To view this article in full see https://www.lawsociety.ie/gazette/top-stories/2021/12-december/missing-hard-copy-file-on-due-diligence-costs-firm-232500
BULLYING, HARASSMENT & SEXUAL HARASSMENT IN THE LEGAL PROFESSION
In the winter edition of the Parchment Diego Gallagher highlights the findings of the recent Law Society survey following on from a previous survey carried out by the International Bar Association and calls for the profession to act now.
The Law Society released its Dignity Matters survey relating to bullying, harassment and sexual harassment in the solicitors profession.
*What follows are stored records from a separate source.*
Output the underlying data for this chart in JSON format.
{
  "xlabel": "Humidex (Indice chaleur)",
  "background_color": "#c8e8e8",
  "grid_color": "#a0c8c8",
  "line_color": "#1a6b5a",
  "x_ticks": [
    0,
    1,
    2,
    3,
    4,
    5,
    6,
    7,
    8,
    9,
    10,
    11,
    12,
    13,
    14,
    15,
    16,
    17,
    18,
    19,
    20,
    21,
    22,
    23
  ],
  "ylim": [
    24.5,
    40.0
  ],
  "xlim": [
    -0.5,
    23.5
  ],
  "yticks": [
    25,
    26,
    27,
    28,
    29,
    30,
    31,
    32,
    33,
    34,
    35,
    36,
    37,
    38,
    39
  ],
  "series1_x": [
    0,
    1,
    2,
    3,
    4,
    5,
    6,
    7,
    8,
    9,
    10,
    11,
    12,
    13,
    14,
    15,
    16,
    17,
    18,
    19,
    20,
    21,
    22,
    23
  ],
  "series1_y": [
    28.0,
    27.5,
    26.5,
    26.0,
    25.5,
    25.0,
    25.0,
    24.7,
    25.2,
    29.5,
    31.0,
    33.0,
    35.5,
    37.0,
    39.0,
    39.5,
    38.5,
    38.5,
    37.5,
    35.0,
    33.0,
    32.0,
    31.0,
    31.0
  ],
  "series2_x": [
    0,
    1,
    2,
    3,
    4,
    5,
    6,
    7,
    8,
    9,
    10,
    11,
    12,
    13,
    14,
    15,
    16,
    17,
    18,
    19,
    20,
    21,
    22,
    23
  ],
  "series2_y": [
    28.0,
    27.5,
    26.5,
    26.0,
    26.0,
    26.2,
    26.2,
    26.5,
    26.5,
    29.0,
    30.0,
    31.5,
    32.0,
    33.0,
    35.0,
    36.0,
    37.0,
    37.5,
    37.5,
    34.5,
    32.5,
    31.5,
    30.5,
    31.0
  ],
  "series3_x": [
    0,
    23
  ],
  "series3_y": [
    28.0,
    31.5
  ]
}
1,655 solicitors responded. The survey found 1 in every 2.9 females and 1 in every 2.3 males who responded had experienced bullying. It found that 1 in every 2.3 females and 1 in every 8.6 males who responded had experienced harassment. It found half of the female respondents and 1 in 8.3 male respondents who responded had experienced sexual harassment.
Other key findings;
- 73% did not report their experience of bullying,
- 71% did not report their experience of harassment,
- 91% did not report their experience of sexual harassment,
- Prominent reason for not reporting was profile or status of the person who engaged in these behaviours,
- Insofar as respondents are aware reporting did not result in any sanctions for the person who engaged in 88% of the bullying incidences, 89% of harassment incidence and 78% of sexual harassment incidences,
- The experience of bullying (46%), harassment (50%) and sexual harassment (21%) contributed to respondents leaving their workplaces.
The survey makes 10 recommendations:
- Raise awareness and normalise the Conversation,
- Implement and revise policies and standards,
- Introduce regular and customised training,
- Increase dialogue and best practice sharing,
- Take ownership,
- Gather data and improve transparency,
- Explore flexible reporting models,
- Engage with younger members of the profession,
- Appreciate the wider context,
- Maintain momentum.
One recommendation made is that mandatory CPD (one hour compulsory) around bullying, harassment, sexual harassment and safe working environment be introduced.